A characterization of virtually embedded subsurfaces in 3-manifolds

TL;DR

This paper introduces the spirality character to analyze when essentially immersed subsurfaces in 3-manifolds are virtually embedded, linking this property to taut foliations and providing new examples in non-geometric 3-manifolds.

Contribution

It generalizes Rubinstein and Wang's invariant by defining the spirality character, characterizes virtual embedding via aspirality, and presents examples in non-geometric 3-manifolds.

Findings

Virtually embedded subsurfaces correspond to aspiral almost fiber parts.

Non-geometric 3-manifolds can contain essentially immersed but not virtually embedded subsurfaces.
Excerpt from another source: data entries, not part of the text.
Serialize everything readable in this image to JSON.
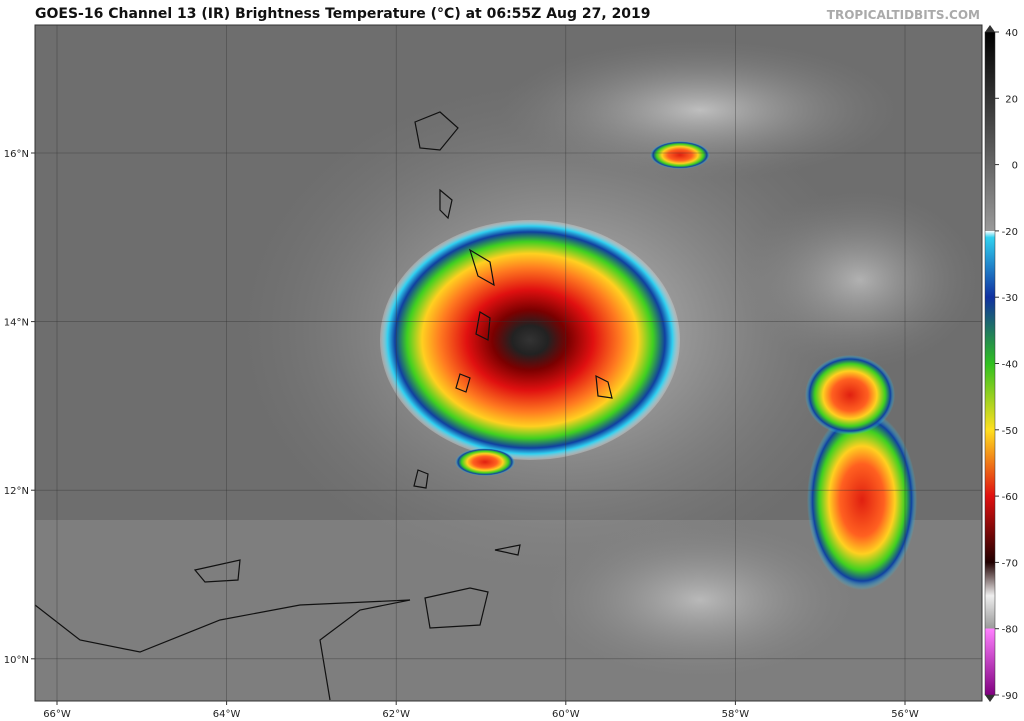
{
  "header": {
    "title": "GOES-16 Channel 13 (IR) Brightness Temperature (°C) at 06:55Z Aug 27, 2019",
    "credit": "TROPICALTIDBITS.COM"
  },
  "latitudes": [
    {
      "value": 16,
      "label": "16°N"
    },
    {
      "value": 14,
      "label": "14°N"
    },
    {
      "value": 12,
      "label": "12°N"
    },
    {
      "value": 10,
      "label": "10°N"
    }
  ],
  "longitudes": [
    {
      "value": -66,
      "label": "66°W"
    },
    {
      "value": -64,
      "label": "64°W"
    },
    {
      "value": -62,
      "label": "62°W"
    },
    {
      "value": -60,
      "label": "60°W"
    },
    {
      "value": -58,
      "label": "58°W"
    },
    {
      "value": -56,
      "label": "56°W"
    }
  ],
  "colorbar": {
    "ticks": [
      40,
      20,
      0,
      -20,
      -30,
      -40,
      -50,
      -60,
      -70,
      -80,
      -90
    ]
  }
}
The spirality character generalizes previous invariants for subsurface analysis.

Abstract

The paper introduces the spirality character of the almost fiber part for a closed essentially immersed subsurface of a closed orientable aspherical 3-manifold, which generalizes an invariant due to Rubinstein and Wang. The subsurface is virtually embedded if and only if the almost fiber part is aspiral, and in this case, the subsurface is virtually a leaf of a taut foliation. Besides other consequences, examples are exhibited that non-geometric 3-manifolds with no Seifert fibered pieces may contain essentially immersed but not virtually embedded closed subsurfaces.